Why Baptist history is so vital for modern-day violations of freedom of conscience

One of our precious freedoms, won in part by Baptists, is freedom of conscience. Recently, the Hamilton Wentworth School Board here in southern Ontario has ruled that alternative lifestyles are to be taught in public schools and that parents will not be allowed to withdraw their children from classes when this issue is taught. The argument that I saw promoting this likened the issue to racism. Children are not exempt from classes dealing with the latter and therefore ipso facto should not be exempt from the former. This is all very interesting and confirms my own conviction formed over the past few years that one of the greatest challenges to the Church in the West is going to be obedience to state matters that violate our conscience as Christians. 

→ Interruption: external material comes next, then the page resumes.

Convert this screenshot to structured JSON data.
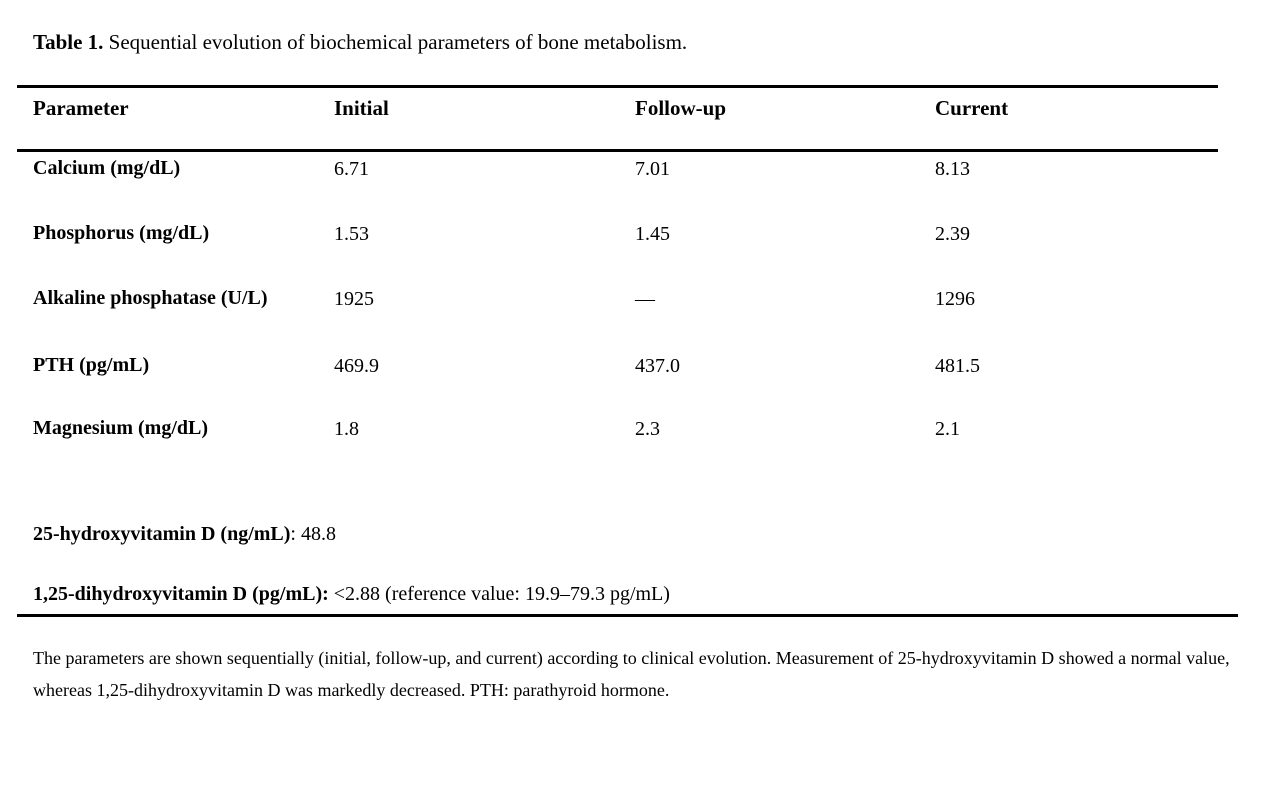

In brief: this is not like racism at all. That is like comparing apples and oranges. I have known racism firsthand becuase of my Kurdish background in the UK--was regularly called Arab in High School and even called by the N-word. I loathe racism. But I do not believe sexual preference is in the same category. Nor do I believe the state has the right to dictate ethical values to myself or my children. Everyone has an ethical position and the state is hardly neutral.

Being a Baptist and having a rich heritage to draw upon I now see as so vital for the modern-day. We need to revisit the lives and thinking of Baptists from the 17 and 18th centuries.